One of my clients, Barbara Sebastian, is an artist and she journeys from show to show, displaying her pottery and other works of art. Periodically she sends me updates to her show calendar and I post them to her old tech website. We have done this for several years. But not now in the COVID-19 world!
There aren’t any in-person art shows in California. They’ve been postponed or cancelled.
It’s a scary time for artists who make money showing off their work at live gigs around the state. There are no appreciative crowds wandering through booths on lazy weekend afternoons, impulsively — or studiously — buying an elegant jar, teapot, or mural.
Barbara mentioned that her friends had been suggesting that she open up a store on Etsy. As a dedicated technophobe, she said she had resisted using Etsy.
But, given the lack of live shows she asked if I would set her up online, using the nice photographs she had of 11 of her works.
I happily agreed to get SebastianArtStore up on Etsy.
I typically avoid helping with e-commerce sites, mostly because I don’t want the stress of managing a mission-critical website. (I had enough midnight phone calls and lost weekends when I was programming dispatching systems for police and fire departments.)
But, because Barbara is selling original works on a site designed for arts and handicrafts, I felt that the risk of midnight calls is low.
The good news is that Etsy is fairly easy to use. Slightly editing 11 pictures in Lightroom, uploading them, and entering the descriptions of the artwork itself took only a couple hours.

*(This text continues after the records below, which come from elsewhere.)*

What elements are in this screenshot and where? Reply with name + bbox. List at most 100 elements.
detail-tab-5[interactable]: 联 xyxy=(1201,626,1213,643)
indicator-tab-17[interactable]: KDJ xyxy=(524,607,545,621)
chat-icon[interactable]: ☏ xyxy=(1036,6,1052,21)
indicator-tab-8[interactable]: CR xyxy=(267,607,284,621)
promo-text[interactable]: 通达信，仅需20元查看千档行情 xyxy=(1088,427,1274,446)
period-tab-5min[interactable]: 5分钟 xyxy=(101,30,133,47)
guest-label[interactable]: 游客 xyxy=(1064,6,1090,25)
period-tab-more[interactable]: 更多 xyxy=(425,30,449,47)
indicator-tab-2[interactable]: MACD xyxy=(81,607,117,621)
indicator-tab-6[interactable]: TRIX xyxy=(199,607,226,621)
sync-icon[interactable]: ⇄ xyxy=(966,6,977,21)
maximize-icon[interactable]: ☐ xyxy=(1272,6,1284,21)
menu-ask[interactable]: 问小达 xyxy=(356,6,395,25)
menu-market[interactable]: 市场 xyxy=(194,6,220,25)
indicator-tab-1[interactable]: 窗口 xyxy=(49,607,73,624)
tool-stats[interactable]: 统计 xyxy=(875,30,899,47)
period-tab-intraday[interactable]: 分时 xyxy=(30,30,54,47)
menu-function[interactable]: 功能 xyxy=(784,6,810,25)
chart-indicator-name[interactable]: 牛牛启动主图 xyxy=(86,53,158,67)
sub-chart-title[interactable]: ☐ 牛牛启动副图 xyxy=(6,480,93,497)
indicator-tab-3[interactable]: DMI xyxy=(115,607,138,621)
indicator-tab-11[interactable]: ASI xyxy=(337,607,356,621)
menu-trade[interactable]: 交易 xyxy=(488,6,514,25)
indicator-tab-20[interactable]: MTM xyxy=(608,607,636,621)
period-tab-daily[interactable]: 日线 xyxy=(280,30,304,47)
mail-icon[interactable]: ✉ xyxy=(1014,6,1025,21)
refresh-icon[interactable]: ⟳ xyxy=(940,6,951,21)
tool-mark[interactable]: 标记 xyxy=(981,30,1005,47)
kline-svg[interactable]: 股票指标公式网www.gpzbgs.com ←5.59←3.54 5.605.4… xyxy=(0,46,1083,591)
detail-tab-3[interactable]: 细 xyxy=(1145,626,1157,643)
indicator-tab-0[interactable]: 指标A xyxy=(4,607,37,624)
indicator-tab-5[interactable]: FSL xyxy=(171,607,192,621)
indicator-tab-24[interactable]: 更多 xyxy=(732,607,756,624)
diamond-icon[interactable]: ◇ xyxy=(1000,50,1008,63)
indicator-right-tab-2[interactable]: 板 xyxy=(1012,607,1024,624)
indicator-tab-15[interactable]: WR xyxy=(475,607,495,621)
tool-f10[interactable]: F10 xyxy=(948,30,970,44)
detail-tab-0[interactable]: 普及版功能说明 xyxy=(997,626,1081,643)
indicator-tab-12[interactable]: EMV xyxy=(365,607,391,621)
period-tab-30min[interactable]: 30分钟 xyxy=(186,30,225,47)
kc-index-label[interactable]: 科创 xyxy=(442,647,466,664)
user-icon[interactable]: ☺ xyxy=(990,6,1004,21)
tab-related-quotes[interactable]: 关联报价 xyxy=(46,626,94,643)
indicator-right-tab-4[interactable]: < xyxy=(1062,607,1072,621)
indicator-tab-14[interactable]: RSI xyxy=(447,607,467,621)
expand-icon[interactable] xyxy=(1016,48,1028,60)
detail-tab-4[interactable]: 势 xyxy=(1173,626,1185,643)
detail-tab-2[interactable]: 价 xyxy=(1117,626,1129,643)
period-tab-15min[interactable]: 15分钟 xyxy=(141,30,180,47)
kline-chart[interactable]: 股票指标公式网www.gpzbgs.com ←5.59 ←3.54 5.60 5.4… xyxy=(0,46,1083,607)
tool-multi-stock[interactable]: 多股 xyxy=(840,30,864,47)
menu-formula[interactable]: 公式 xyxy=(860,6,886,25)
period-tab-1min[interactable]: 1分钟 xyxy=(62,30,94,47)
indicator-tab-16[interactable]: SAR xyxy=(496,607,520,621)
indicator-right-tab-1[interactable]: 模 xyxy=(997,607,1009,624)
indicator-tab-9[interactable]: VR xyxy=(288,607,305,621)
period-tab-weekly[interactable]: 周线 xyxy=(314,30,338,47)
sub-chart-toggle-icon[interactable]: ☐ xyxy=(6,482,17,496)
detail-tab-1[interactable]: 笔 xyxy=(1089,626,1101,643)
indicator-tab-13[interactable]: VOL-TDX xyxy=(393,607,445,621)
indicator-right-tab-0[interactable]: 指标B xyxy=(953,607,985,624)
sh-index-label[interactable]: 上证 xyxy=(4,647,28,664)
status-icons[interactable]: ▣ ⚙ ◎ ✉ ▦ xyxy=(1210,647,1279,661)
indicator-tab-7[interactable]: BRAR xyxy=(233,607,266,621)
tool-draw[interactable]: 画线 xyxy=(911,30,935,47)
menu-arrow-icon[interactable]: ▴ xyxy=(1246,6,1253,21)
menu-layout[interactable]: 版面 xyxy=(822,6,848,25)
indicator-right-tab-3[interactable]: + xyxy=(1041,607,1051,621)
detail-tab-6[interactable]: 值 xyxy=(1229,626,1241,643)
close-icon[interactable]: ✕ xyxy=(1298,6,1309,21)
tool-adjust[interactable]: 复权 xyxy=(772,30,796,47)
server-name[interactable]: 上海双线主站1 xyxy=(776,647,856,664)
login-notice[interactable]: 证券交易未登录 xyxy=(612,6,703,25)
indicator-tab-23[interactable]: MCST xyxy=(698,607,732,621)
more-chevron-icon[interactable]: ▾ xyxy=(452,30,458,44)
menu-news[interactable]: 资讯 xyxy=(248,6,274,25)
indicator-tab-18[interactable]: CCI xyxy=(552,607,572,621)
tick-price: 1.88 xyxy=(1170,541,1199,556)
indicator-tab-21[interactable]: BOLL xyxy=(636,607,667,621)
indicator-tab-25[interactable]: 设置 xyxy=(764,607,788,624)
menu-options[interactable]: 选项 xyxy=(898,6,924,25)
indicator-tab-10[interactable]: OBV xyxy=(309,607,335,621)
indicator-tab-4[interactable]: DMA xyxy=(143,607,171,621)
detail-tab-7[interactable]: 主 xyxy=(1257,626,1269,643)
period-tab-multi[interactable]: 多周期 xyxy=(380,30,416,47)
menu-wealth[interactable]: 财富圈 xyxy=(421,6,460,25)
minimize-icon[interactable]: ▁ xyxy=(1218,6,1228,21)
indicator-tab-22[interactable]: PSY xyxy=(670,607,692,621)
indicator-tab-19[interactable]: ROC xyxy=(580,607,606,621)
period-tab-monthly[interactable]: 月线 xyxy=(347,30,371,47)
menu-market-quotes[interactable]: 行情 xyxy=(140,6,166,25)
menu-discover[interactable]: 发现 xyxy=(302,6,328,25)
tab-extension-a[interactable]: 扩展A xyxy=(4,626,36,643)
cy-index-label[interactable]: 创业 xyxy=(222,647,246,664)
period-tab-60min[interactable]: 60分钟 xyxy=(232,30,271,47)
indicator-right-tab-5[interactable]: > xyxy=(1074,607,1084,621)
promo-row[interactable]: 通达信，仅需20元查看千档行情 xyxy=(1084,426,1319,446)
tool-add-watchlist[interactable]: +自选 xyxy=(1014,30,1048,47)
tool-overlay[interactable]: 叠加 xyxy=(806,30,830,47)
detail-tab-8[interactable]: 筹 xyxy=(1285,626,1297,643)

The screens are repetitive and there are some annoyances. For example you have to select your unit of measure (inches, feet, meters, etc.) for height, width, and length separately from drop down boxes, and you have to do it again for every item — there are no defaults or memory. Yet, when you get to describing the packaging dimensions to estimate shipping costs, the system allows only inches. And, on the day I was entering the inventory, every time you hit PUBLISH for a new item you got an error message about a field being left out. But, if you hit PUBLISH again, the item went live.
Anomalies like this would probably throw off someone not comfortable with tech, so I am glad I could help Barbara out.
It really wasn’t very difficult, and I think the online presence looks good.
So, if you are an artist or a craftsperson who needs a virtual place to sell in this COVID-19 world, checking out Etsy is reasonable. Give it a shot.
In the meantime, Barbara’s work is great. Check it out!